Figures from the Bank of England show that the recent launch of the first mortgage product under 1% means that the average rate of popular two year fixed rates was 1.26% in April, down from 1.73% a year ago.
It means that borrowers with a 40% deposit would see their monthly repayment on a £150,000 mortgage fall from £616.25 to £583.14 as lenders have been compensating for the loss of these customers by slashing rates for home owners.
David Hollingworth of broker London & Country pointed out that the ongoing rate war that is being waged by lenders at the moment and should act as a stark reminder to home owners to make sure that they are reviewing their deal to take advantage of the current market conditions.
‘Yorkshire Building Society launched the lowest rate on record at 0.89% for a two year deal with a 35% deposit. ‘Failing to grab the chance to cut the interest rate on the single biggest outgoing is tantamount to throwing money down the drain,’ said Hollingworth.
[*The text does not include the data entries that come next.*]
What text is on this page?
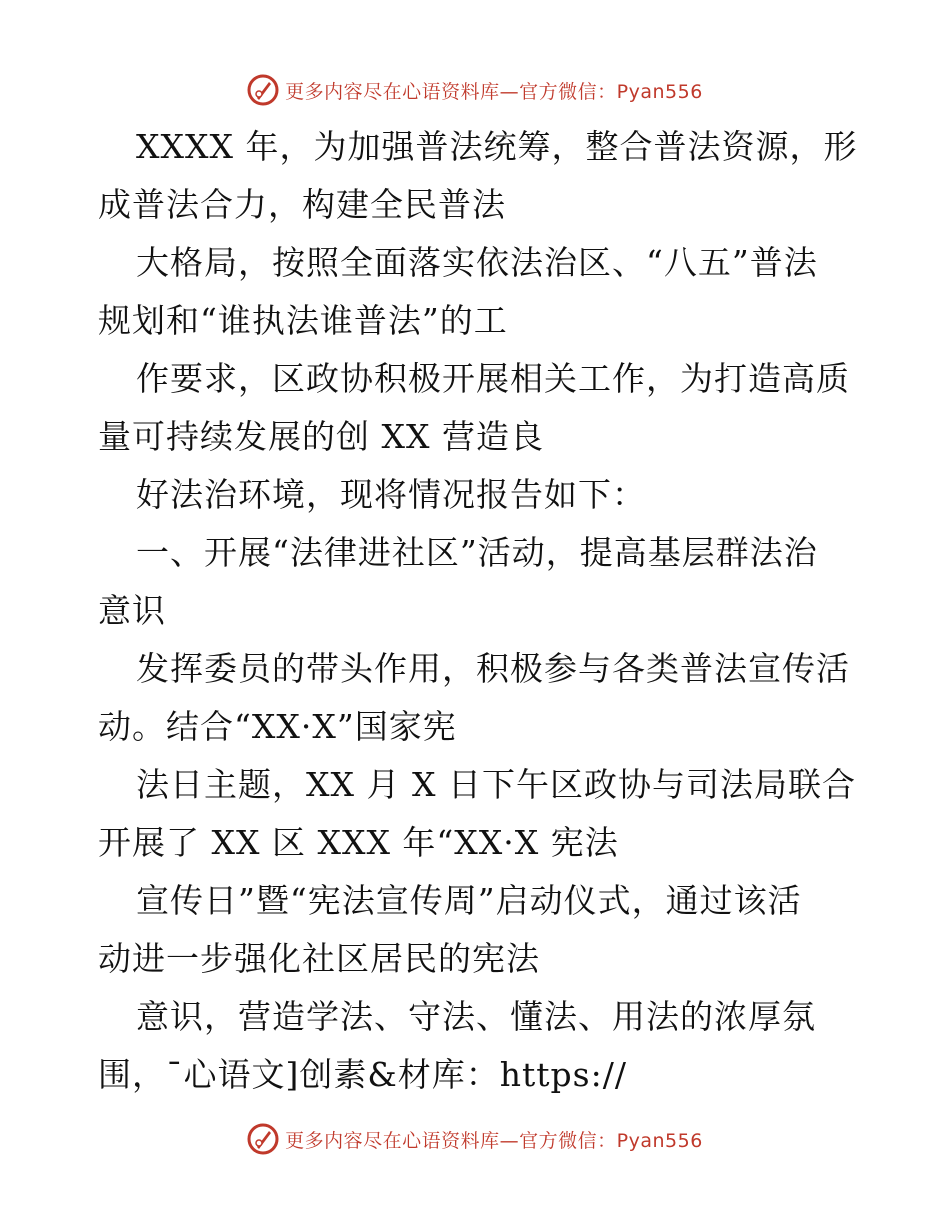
更多内容尽在心语资料库—官方微信：Pyan556

XXXX 年，为加强普法统筹，整合普法资源，形
成普法合力，构建全民普法

大格局，按照全面落实依法治区、“八五”普法
规划和“谁执法谁普法”的工

作要求，区政协积极开展相关工作，为打造高质
量可持续发展的创 XX 营造良

好法治环境，现将情况报告如下：

一、开展“法律进社区”活动，提高基层群法治
意识

发挥委员的带头作用，积极参与各类普法宣传活
动。结合“XX·X”国家宪

法日主题，XX 月 X 日下午区政协与司法局联合
开展了 XX 区 XXX 年“XX·X 宪法

宣传日”暨“宪法宣传周”启动仪式，通过该活
动进一步强化社区居民的宪法

意识，营造学法、守法、懂法、用法的浓厚氛
围，¯心语文]创素&材库：https://

更多内容尽在心语资料库—官方微信：Pyan556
Santander and the Nationwide, Britain’s biggest building society, also cut their rates last month. AA Mortgages has also released a new product range offering a number of competitively priced two, three and five year fixed rate mortgages aimed at first time buyers with no fees and a 5% and 10% deposit.
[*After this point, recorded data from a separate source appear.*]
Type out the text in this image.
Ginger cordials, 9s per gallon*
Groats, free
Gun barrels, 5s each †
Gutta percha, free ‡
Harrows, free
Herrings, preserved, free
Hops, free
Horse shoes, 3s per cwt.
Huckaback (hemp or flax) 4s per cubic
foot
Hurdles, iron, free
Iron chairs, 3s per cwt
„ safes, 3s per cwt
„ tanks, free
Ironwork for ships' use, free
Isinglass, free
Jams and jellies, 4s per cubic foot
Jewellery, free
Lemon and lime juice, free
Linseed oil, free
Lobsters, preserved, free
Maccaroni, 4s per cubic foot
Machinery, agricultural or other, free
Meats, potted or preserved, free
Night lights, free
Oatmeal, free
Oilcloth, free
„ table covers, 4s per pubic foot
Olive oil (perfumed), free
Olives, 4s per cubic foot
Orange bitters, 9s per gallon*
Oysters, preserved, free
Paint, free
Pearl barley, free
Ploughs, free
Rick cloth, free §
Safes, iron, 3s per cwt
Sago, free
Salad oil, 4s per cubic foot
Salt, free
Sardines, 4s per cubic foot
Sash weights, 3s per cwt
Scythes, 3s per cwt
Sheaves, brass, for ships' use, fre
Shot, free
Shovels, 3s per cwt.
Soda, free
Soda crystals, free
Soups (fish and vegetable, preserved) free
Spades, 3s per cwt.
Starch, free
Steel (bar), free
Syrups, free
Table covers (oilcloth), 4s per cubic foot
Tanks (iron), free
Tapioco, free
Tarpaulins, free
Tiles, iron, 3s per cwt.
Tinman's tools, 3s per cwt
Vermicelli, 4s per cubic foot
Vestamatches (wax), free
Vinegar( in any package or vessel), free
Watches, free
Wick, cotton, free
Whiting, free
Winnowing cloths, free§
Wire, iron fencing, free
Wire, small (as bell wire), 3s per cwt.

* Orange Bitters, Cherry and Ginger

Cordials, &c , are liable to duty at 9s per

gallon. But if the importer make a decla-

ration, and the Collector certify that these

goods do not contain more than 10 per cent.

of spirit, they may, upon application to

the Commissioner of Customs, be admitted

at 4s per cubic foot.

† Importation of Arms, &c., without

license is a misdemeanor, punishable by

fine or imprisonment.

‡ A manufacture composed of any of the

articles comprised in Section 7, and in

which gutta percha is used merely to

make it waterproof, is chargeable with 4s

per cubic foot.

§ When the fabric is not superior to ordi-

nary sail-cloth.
Meanwhile, the latest research from Paragon Mortgages shows that 89% of broker introduced mortgages in the first quarter of 2017 were fixed rate, up 6% on the previous quarter an historic high for this sector and tracker mortgages fell to their lowest ever level at 10%.
The firm said that this continues a long term upward trend that has risen particularly sharply since the end of 2010 when fixed rate and tracker mortgages comprised 46% and 45% of all cases respectively.
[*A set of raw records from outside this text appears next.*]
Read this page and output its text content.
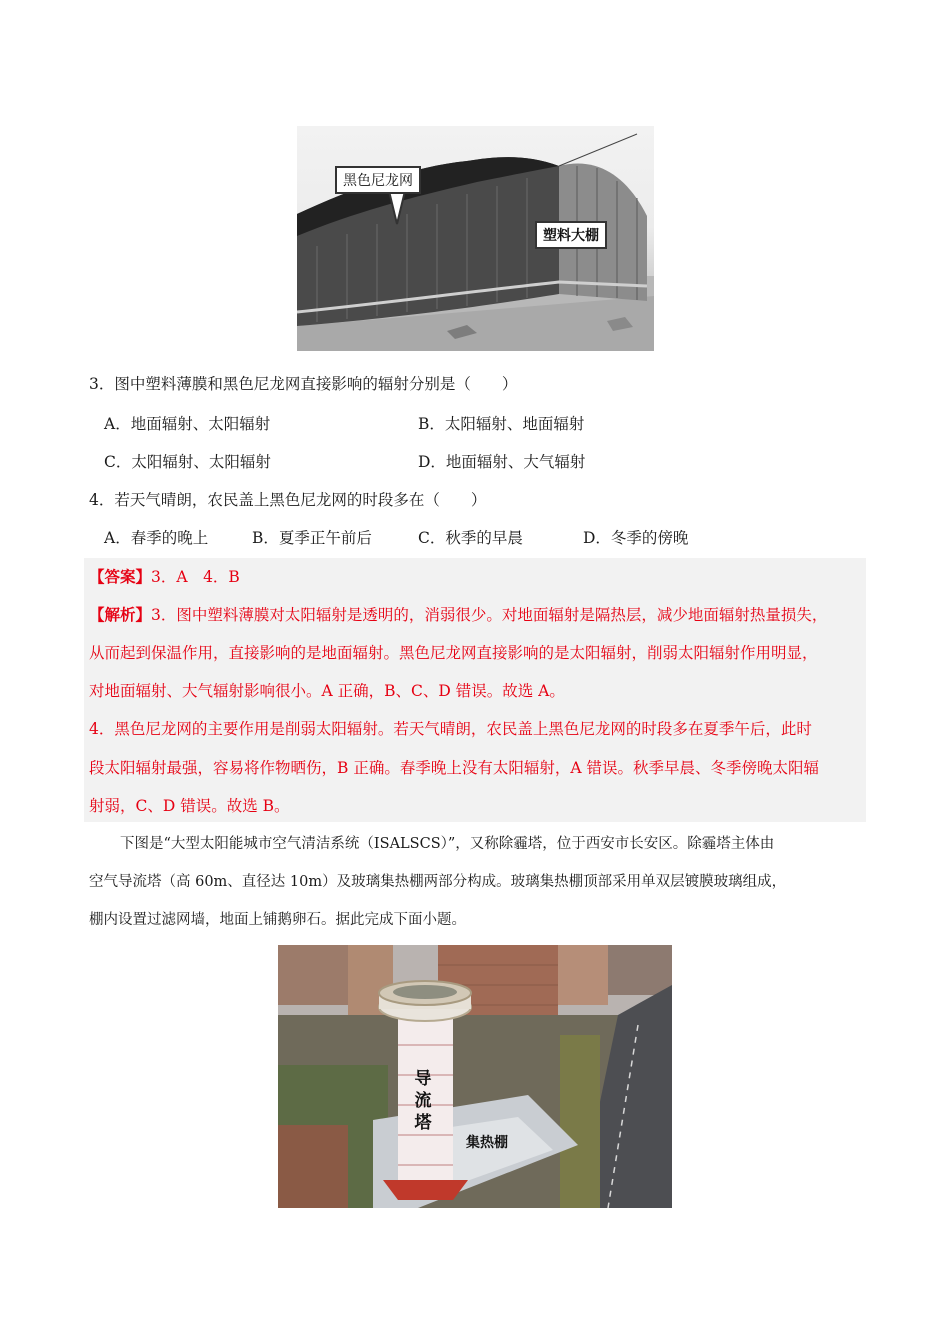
黑色尼龙网
塑料大棚
3．图中塑料薄膜和黑色尼龙网直接影响的辐射分别是（　　）
A．地面辐射、太阳辐射	B．太阳辐射、地面辐射
C．太阳辐射、太阳辐射	D．地面辐射、大气辐射
4．若天气晴朗，农民盖上黑色尼龙网的时段多在（　　）
A．春季的晚上	B．夏季正午前后	C．秋季的早晨	D．冬季的傍晚
【答案】3．A　4．B
【解析】3．图中塑料薄膜对太阳辐射是透明的，消弱很少。对地面辐射是隔热层，减少地面辐射热量损失，
从而起到保温作用，直接影响的是地面辐射。黑色尼龙网直接影响的是太阳辐射，削弱太阳辐射作用明显，
对地面辐射、大气辐射影响很小。A 正确，B、C、D 错误。故选 A。
4．黑色尼龙网的主要作用是削弱太阳辐射。若天气晴朗，农民盖上黑色尼龙网的时段多在夏季午后，此时
段太阳辐射最强，容易将作物晒伤，B 正确。春季晚上没有太阳辐射，A 错误。秋季早晨、冬季傍晚太阳辐
射弱，C、D 错误。故选 B。
下图是“大型太阳能城市空气清洁系统（ISALSCS）”，又称除霾塔，位于西安市长安区。除霾塔主体由
空气导流塔（高 60m、直径达 10m）及玻璃集热棚两部分构成。玻璃集热棚顶部采用单双层镀膜玻璃组成，
棚内设置过滤网墙，地面上铺鹅卵石。据此完成下面小题。
导流塔
集热棚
Two year fixed rates are still the most popular product, despite declining to 48% in the first three months of 2017 from 53% three months earlier. The most notable shift was another increase in popularity of five year fixes, up 3% to 34% of all mortgages.
Following a period of disruption last year, buy to let lending stabilised in the first quarter of 2017, accounting for 18% of all mortgages handled, whilst remortgaging remained the most common type of borrowing.
In terms of buy to let lending, remortgaging accounted for 47% of all business, maintaining a steep upward trend since the third quarter of 2013, whilst lending to first time landlords eased to 15%, continuing a long term decline from 27% in the same period.
‘It’s clear to see that the benefit of certainty at such low rates is continuing to drive up the popularity of fixed rate mortgages, particularly five year fixed terms, which gained further ground in the first quarter of 2017,’ said John Heron, managing director of Paragon Mortgages.